Further, these alternatives, primarily in the form of SCCs can be evaluated and challenged by the EU regulators on a case-by-case basis and can be invalidated if they do not comply with GDPR.
The Global Impact of the decision– The decision is significant from the global perspective as it reinforces the importance of user data protection in international commerce. It also lays down a rigorous data protection standard which can be used to assess and build data governance models in countries like China, which have been a leader in personal data leak or privacy breach of internet users. Data exports from the EU to China is large owing to transfers to Chinese firms like TikTok, Alibaba, etc.
Thus, if the CJEU ruling is also enforced in countries like China, it will help in better understanding the economic implications of stronger data protection laws.

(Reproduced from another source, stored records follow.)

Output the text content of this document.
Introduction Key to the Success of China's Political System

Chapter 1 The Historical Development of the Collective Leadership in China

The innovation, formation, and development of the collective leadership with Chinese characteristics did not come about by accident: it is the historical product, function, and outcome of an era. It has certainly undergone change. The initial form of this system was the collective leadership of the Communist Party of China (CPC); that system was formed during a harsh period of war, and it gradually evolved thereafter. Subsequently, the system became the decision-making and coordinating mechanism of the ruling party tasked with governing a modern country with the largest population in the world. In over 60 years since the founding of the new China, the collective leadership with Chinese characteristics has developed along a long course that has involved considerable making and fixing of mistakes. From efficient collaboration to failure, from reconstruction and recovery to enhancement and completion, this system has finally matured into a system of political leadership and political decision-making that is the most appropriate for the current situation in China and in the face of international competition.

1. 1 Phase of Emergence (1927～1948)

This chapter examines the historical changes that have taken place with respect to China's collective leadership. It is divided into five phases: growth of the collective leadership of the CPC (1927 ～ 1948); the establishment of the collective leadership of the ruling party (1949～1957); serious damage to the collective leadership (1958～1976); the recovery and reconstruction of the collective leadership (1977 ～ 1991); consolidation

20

Further, several countries like the UK and Israel conduct extensive surveillance of personal data for national security purposes. The CJEU ruling has reopened questions as to the sufficiency of data protection in these regions as well.
Invalidation of the privacy-shield in the Schrems II ruling can lead to two possible scenarios in the future. The U.S. companies which rely on the E.U. data can continue with cross-border data flow from the EU based on SCCs, or the two countries will negotiate a successor to the E.U.-U.S. privacy shield. However, at present, there is complexity and uncertainty with respect to how quickly the transition has to be made to remain compliant to EU laws, the economic implications of the decision for smaller firms, and the risk of getting penalised by the EU regulators for lack of clear guidelines on adequate measures for data protection.